After the entire Senate Republican caucus met with Obama at the White House, Minority Leader Mitch McConnell (Ky.) said he would not insist on a controversial House GOP plan that would partly privatize the popular health program for the elderly. But with Medicare and Medicaid projected to be the major drivers of future borrowing, he said tighter eligibility requirements and reduced benefits must be part of any deal.

So, McConnell threatens to wreck the economy by shutting down the Federal Government if Obama and the Congressional Democrats in his party refuse to put the screws to the aged and infirm in the United States.

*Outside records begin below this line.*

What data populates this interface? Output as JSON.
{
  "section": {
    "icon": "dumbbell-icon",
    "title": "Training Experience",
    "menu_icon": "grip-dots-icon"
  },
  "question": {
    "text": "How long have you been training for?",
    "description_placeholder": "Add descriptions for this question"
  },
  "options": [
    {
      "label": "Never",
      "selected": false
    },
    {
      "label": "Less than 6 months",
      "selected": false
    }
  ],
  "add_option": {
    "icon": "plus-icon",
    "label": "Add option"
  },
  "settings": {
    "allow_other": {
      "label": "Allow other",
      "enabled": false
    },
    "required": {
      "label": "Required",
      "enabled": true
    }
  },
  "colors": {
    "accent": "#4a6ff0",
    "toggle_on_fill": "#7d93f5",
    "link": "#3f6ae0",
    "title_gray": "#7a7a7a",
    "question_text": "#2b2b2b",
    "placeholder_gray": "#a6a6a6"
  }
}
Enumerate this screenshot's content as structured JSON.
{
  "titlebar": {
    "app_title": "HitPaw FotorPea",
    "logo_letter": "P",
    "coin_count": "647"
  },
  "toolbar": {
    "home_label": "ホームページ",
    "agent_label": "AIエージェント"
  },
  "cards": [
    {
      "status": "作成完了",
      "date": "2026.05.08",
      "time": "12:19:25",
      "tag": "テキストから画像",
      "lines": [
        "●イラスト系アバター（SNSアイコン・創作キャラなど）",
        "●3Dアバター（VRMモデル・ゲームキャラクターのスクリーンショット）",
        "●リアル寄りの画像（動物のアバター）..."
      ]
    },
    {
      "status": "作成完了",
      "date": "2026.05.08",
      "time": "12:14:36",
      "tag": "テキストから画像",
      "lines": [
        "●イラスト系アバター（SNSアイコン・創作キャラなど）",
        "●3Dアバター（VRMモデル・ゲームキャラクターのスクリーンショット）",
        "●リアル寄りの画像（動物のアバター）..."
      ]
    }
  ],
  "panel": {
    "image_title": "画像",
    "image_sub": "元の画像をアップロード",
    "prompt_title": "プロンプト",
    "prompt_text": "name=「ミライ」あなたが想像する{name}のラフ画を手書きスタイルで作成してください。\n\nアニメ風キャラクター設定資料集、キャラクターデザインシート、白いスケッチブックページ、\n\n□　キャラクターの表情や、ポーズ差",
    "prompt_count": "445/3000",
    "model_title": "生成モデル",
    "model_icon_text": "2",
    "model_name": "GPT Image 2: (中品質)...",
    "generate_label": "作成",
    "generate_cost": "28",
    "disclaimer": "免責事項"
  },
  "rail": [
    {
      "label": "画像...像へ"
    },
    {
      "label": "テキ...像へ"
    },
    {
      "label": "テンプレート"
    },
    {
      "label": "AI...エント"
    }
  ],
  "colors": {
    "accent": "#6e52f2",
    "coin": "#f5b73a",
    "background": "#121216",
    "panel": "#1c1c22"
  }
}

Obama and the Democrats cannot avoid resolving this dilemma simply because they too are strongly committed to a low-tax economy and government and to the American empire as we have known it.

There is a lot of hypocrisy in the Republican’s current position on Social Security, Medicare and Medicaid, as Paul Krugman argues here:

This has to be one of the funniest political stories of recent weeks: On Tuesday, 42 freshmen Republican members of Congress sent a letter urging President Obama to stop Democrats from engaging in “Mediscare” tactics — that is, to stop saying that the Republican budget plan released early last month, which would end Medicare as we know it, is a plan to end Medicare as we know it.

Now, you may recall that the people who signed that letter got their current jobs largely by engaging in “Mediscare” tactics of their own. And bear in mind that what Democrats are saying now is entirely true, while what Republicans were saying last year was completely false. Death panels!

Well, it’s time, said the signatories, to “wipe the slate clean.” How very convenient — and how very pathetic.

Anyway, the truth is that older Americans really should fear Republican budget ideas — and not just because of that plan to dismantle Medicare. Given the realities of the federal budget, a party insisting that tax increases of any kind are off the table — as John Boehner, the speaker of the House, says they are — is, necessarily, a party demanding savage cuts in programs that serve older Americans.

“This is,” as Jon Walker asserted, “chutzpah in its purest form.” It is unfortunate that the Republicans will get away with this gambit if the Democratic Party fails to take a sensible alternative to the American people, thereby forcing the Republicans to defend their reversal on Medicare and their attack on the elderly.